Quantitative analysis
Hyperparameters for the model architecture
LLaMA | dimension | n heads | n layers | Learn rate | Batch size | n tokens |
---|---|---|---|---|---|---|
7B | 4096 | 32 | 32 | 3.0E - 04 | 4M | 1T |
13B | 5120 | 40 | 40 | 3.0E - 04 | 4M | 1T |
33B | 6656 | 52 | 60 | 1.5.E - 04 | 4M | 1.4T |
65B | 8192 | 64 | 80 | 1.5.E - 04 | 4M | 1.4T |
Table 1 - Summary of LLama Model Hyperparameters
Results on common sense reasoning benchmarks
LLaMA | BoolQ | PIQA | SIQA | HellaSwag | WinoGrande | ARC - e | ARC - c | OBQA | COPA |
---|---|---|---|---|---|---|---|---|---|
7B | 76.5 | 79.8 | 48.9 | 76.1 | 70.1 | 76.7 | 47.6 | 57.2 | 93 |
13B | 78.1 | 80.1 | 50.4 | 79.2 | 73 | 78.1 | 52.7 | 56.4 | 94 |
33B | 83.1 | 82.3 | 50.4 | 82.8 | 76 | 81.4 | 57.8 | 58.6 | 92 |
65B | 85.3 | 82.8 | 52.3 | 84.2 | 77 | 81.5 | 56 | 60.2 | 94 |
Table 2 - Summary of LLama Model Performance on Reasoning tasks
Results on bias
No | Category | FAIR LLM |
---|---|---|
1 | Gender | 70.6 |
2 | Religion | 79 |
3 | Race/Color | 57 |
4 | Sexual orientation | 81 |
5 | Age | 70.1 |
6 | Nationality | 64.2 |
7 | Disability | 66.7 |
8 | Physical appearance | 77.8 |
9 | Socioeconomic status | 71.5 |
LLaMA Average | 66.6 |
Table 3 - Summary bias of our model output
Ethical considerations
Data
The training data is collected from various sources, mostly from the Web, so it contains offensive, harmful and biased content. The model is expected to exhibit such biases from the training data.
Human life
The model is not intended to inform decisions about matters central to human life and should not be used in such a way.
Mitigations
The web data was filtered based on its proximity to Wikipedia text and references using a Kneser - Ney language model and a fastText linear classifier.
Risks and harms
Risks and harms of large language models include the generation of harmful, offensive or biased content and incorrect information (hallucinations).

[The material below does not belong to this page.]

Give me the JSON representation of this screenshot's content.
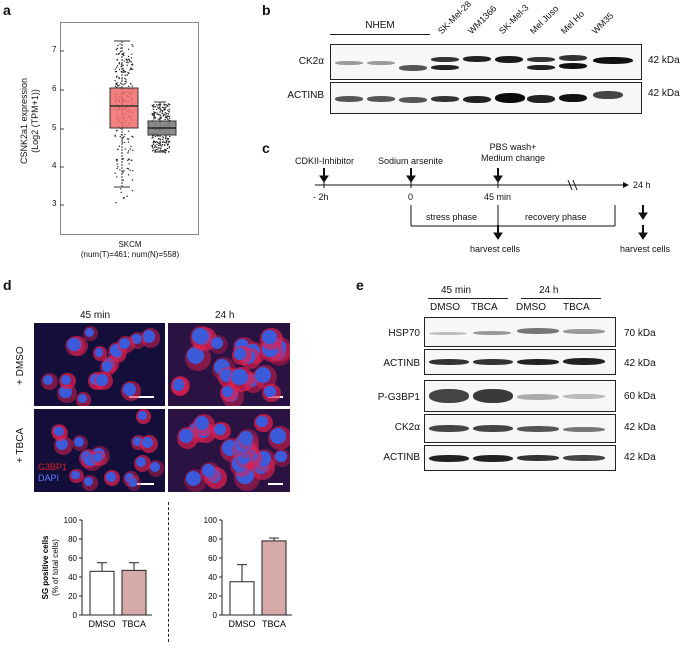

The model is not expected to be an exception.
Use cases
LLaMA is a foundational model and should not be used for downstream applications without further investigation and mitigation of risks. These risks and potential fraught use cases include, but are not limited to, generation of misinformation and generation of harmful, biased or offensive content.
🔧 Technical Details
The data used for training the model is from various web - based sources, which may introduce biases. To mitigate this, data filtering was done using a Kneser - Ney language model and a fastText linear classifier based on the proximity to Wikipedia text and references. The model is an auto - regressive language model based on the transformer architecture, and it was trained between December 2022 and February 2023.
📄 License
The model is under a non - commercial bespoke license. Please see the LICENSE file for details.